At a synapse, one cell sends messages by releasing chemicals called neurotransmitters, which interact with the cell receiving the signal (known as the postsynaptic cell). This signal provokes the postsynaptic cell to alter its activity in some way — for example, turning a gene on or off. Shank3 is a “scaffold” protein, meaning that it helps to organize the hundreds of other proteins clustered on the postsynaptic cell membrane, which are necessary to coordinate the cell’s response to synaptic signals.
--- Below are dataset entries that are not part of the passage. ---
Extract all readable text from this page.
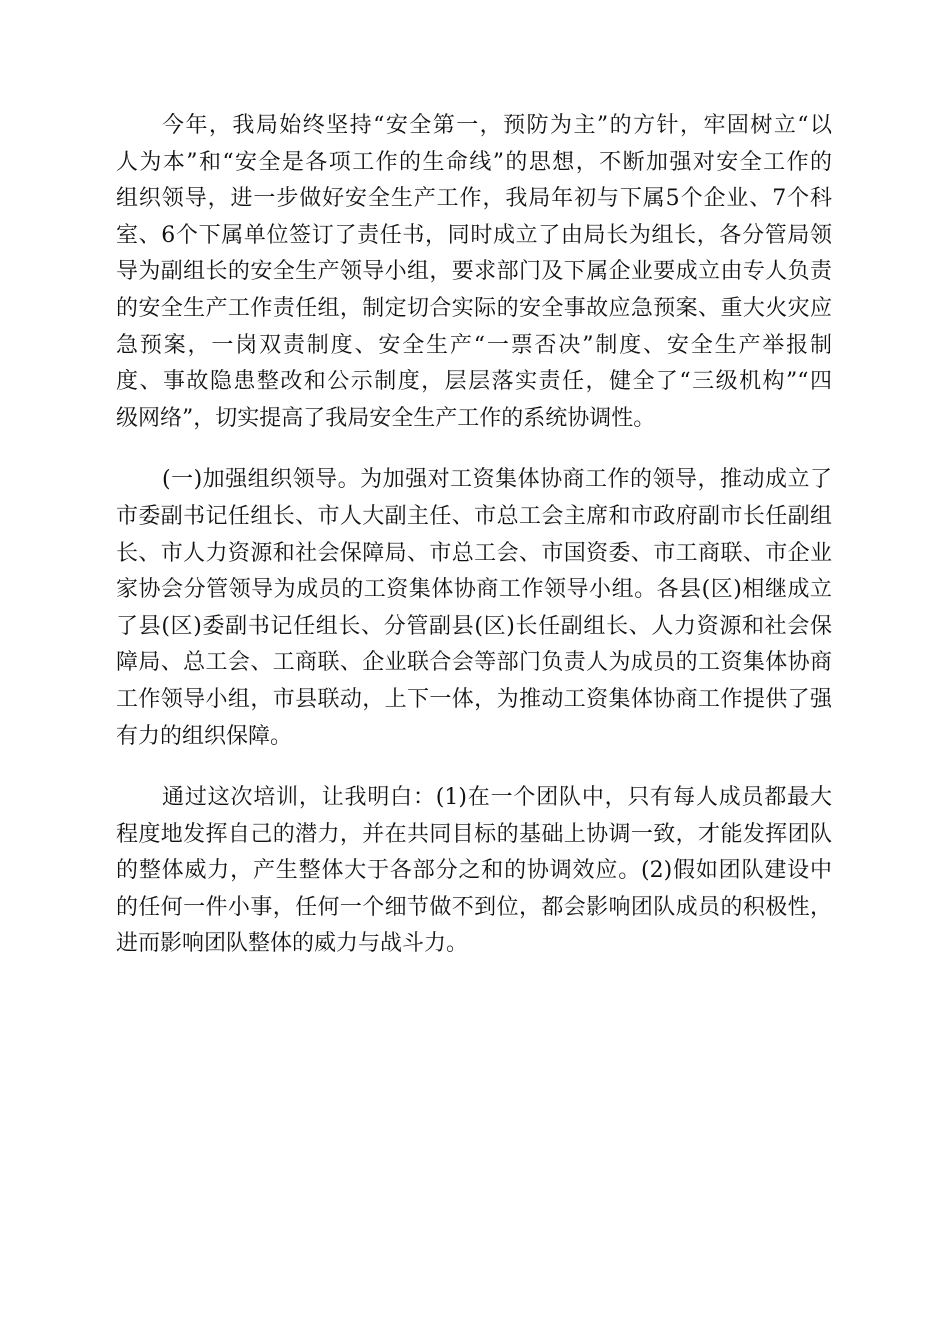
今年，我局始终坚持“安全第一，预防为主”的方针，牢固树立“以
人为本”和“安全是各项工作的生命线”的思想，不断加强对安全工作的
组织领导，进一步做好安全生产工作，我局年初与下属5个企业、7个科
室、6个下属单位签订了责任书，同时成立了由局长为组长，各分管局领
导为副组长的安全生产领导小组，要求部门及下属企业要成立由专人负责
的安全生产工作责任组，制定切合实际的安全事故应急预案、重大火灾应
急预案，一岗双责制度、安全生产“一票否决”制度、安全生产举报制
度、事故隐患整改和公示制度，层层落实责任，健全了“三级机构”“四
级网络”，切实提高了我局安全生产工作的系统协调性。
(一)加强组织领导。为加强对工资集体协商工作的领导，推动成立了
市委副书记任组长、市人大副主任、市总工会主席和市政府副市长任副组
长、市人力资源和社会保障局、市总工会、市国资委、市工商联、市企业
家协会分管领导为成员的工资集体协商工作领导小组。各县(区)相继成立
了县(区)委副书记任组长、分管副县(区)长任副组长、人力资源和社会保
障局、总工会、工商联、企业联合会等部门负责人为成员的工资集体协商
工作领导小组，市县联动，上下一体，为推动工资集体协商工作提供了强
有力的组织保障。
通过这次培训，让我明白：(1)在一个团队中，只有每人成员都最大
程度地发挥自己的潜力，并在共同目标的基础上协调一致，才能发挥团队
的整体威力，产生整体大于各部分之和的协调效应。(2)假如团队建设中
的任何一件小事，任何一个细节做不到位，都会影响团队成员的积极性，
进而影响团队整体的威力与战斗力。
Feng targeted Shank3 because it is found primarily in a part of the brain called the striatum, which is involved in motor activity, decision-making and the emotional aspects of behavior. Malfunctions in the striatum are associated with several brain disorders, including autism and OCD. Feng theorized that those disorders might be caused by faulty synapses.

In a 2007 study, Feng showed that another postsynaptic protein found in the striatum, Sapap3, can cause OCD-like behavior in mice when mutated.

Communication problems

In the new Nature study, Feng and his colleagues found that Shank3 mutant mice showed compulsive behavior (specifically, excessive grooming) and avoidance of social interaction. “They’re just not interested in interacting with other mice,” he says.

The study, funded in part by the Simons Foundation Autism Research Initiative, offers the first direct evidence that mutations in Shank3 produce autistic-like behavior.

Guy Rouleau, professor of medicine at the University of Montreal, says the mouse model should give autism researchers a chance to understand the disease better and potentially develop new treatments. “It looks like this is going to be a good model that will be used to explore, more deeply, the physiology of the disorder,” says Rouleau, who was not involved in this research.

Even though only a small percentage of autistic patients have mutations in Shank3, Feng believes that many other cases may be caused by disruptions of other synaptic proteins. He is now doing a study, with researchers from the Broad Institute, to determine whether mutations in a group of other synaptic genes are associated with autism in human patients.

If that turns out to be the case, it should be possible to develop treatments that restore synaptic function, regardless of which particular synaptic protein is defective in the individual patient, Feng says.

Feng performed some of the research while at Duke, and several of his former Duke colleagues are authors on the Nature paper, including lead author Joao Peca and Professor Christopher Lascola.